The worst outcome is choosing Minimal APIs because they look clean on day one, then fighting them 6 months later when the codebase has grown beyond what their organisational model handles gracefully.

FAQ

What is the performance difference between Minimal APIs and Controllers in ASP.NET Core?

In benchmarks from the ASP.NET Core team, Minimal APIs are marginally faster than controllers due to lower overhead in the routing and invocation pipeline. In practice the difference is negligible for most production APIs - measured in fractions of a millisecond per request. Do not choose based on raw throughput alone unless you are building ultra-high-throughput endpoints where every microsecond counts.

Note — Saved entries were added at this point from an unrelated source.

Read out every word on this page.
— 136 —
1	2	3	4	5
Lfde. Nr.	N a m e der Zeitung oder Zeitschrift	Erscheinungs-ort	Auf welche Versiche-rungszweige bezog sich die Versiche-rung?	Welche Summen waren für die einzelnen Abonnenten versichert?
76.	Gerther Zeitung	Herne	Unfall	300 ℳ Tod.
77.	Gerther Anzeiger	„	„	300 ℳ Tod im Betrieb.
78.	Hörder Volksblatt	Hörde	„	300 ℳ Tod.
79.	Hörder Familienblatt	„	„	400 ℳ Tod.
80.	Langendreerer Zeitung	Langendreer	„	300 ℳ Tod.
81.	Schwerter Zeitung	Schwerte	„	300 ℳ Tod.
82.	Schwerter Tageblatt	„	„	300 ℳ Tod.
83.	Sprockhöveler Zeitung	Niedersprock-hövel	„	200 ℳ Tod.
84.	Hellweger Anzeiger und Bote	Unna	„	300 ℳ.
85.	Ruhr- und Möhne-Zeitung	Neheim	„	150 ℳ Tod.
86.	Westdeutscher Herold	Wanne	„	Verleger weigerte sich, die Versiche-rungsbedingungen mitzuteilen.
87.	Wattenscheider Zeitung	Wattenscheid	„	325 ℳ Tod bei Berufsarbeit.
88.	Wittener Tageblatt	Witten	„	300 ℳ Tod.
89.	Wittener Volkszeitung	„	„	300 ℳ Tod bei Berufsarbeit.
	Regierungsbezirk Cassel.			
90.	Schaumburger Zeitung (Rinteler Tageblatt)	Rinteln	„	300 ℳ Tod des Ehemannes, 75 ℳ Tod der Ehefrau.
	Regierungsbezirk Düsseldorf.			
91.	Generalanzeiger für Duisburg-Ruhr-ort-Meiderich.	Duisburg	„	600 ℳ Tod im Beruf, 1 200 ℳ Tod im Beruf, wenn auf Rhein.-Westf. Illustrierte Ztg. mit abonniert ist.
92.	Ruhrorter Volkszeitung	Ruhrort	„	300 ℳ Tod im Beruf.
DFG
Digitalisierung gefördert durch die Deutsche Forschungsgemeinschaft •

Can I use Minimal APIs and Controllers together in the same ASP.NET Core app?

Yes. Both coexist in the same application without conflict. A common pattern is to use Controllers for the primary API surface and Minimal APIs for internal or specialised endpoints like health checks or webhook receivers. Keep the boundary documented so developers know where each pattern is used.

Do Minimal APIs support OpenAPI / Swagger in .NET 10?

Yes. Starting with .NET 9, Microsoft shipped a new built-in OpenAPI document generation that works with Minimal APIs. In .NET 10, this support is first-class. You still need to call .WithOpenApi() on your route groups or endpoints to include them in the spec.

Do I get automatic model validation with Minimal APIs?

No - not by default. The [ApiController] attribute on controllers gives you automatic 400 responses on model validation failures. With Minimal APIs, you need to validate input manually (using FluentValidation, DataAnnotations, or a custom endpoint filter). This is one of the meaningful productivity gaps when coming from controllers.

Which is better for large enterprise APIs: Minimal APIs or Controllers?

For large enterprise APIs with many endpoints, multiple teams, and long-term maintenance requirements, Controllers are the safer choice. The convention-over-configuration model, automatic validation, richer filter pipelines, and clear organisational structure pay compound dividends as the codebase grows. Minimal APIs can work at scale but require strong team discipline around organisation.

Are Controllers deprecated in .NET 10?

No. Controllers are fully supported in .NET 10 and there are no plans to deprecate them. Microsoft's guidance is that both approaches are valid and supported long-term. Minimal APIs were introduced as an alternative, not a replacement.


About the Author

I'm Celin Daniel, Co-founder of Coding Droplets. I've been building .NET and ASP.NET Core systems in production for 13+ years - APIs, distributed backends, enterprise platforms. Everything I write here comes from real shipping experience: patterns that held up, trade-offs that bit us, and lessons learned the hard way.